In last week's reporting, Security Clearance showed that one request for Palantir by a unit from the 2nd Infantry Division was eventually approved, but because of the bureaucracy involved in buying and fielding the system, it did not reach the soldiers until the end of their tour, so it had little effect in the field before they deployed back to the U.S.
The latest e-mails do seem to show that Army leaders are trying to get Palantir to the 4th BCT as soon as they can, but the more than 3,000 troops in the unit may start deploying home as early as February, just four months away.
Army officials did not respond to questions by Security Clearance for this report.
Security Clearance also reported a list of major Army divisions or elements of divisions that have been blocked or stymied from using the software system in Afghanistan. Those units include the 101st Airborne, 82nd Airborne, and the 3rd and 2nd Infantry divisions, according to sources with knowledge of the request denials and delays.

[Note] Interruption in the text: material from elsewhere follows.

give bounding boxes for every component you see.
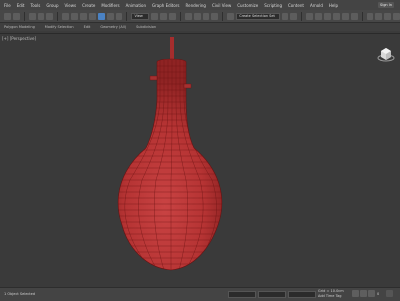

But Army officials say that some Army units are using the system in the field and that some of the requests were denied for commonsense reasons.
"Some units requested Palantir and were rejected because they were replacing a unit that was handing its Palantir system over to them, so if there was seven more months on the contract, it would not be cost effective to buy a new one," Army spokesman Lt. Col. Freddie Mack said last week.
While the Army has said it is using Palantir in the field in limited quantities, it is also testing the system and how it integrates into DCGS. Results from those tests were due last month but have yet to be released.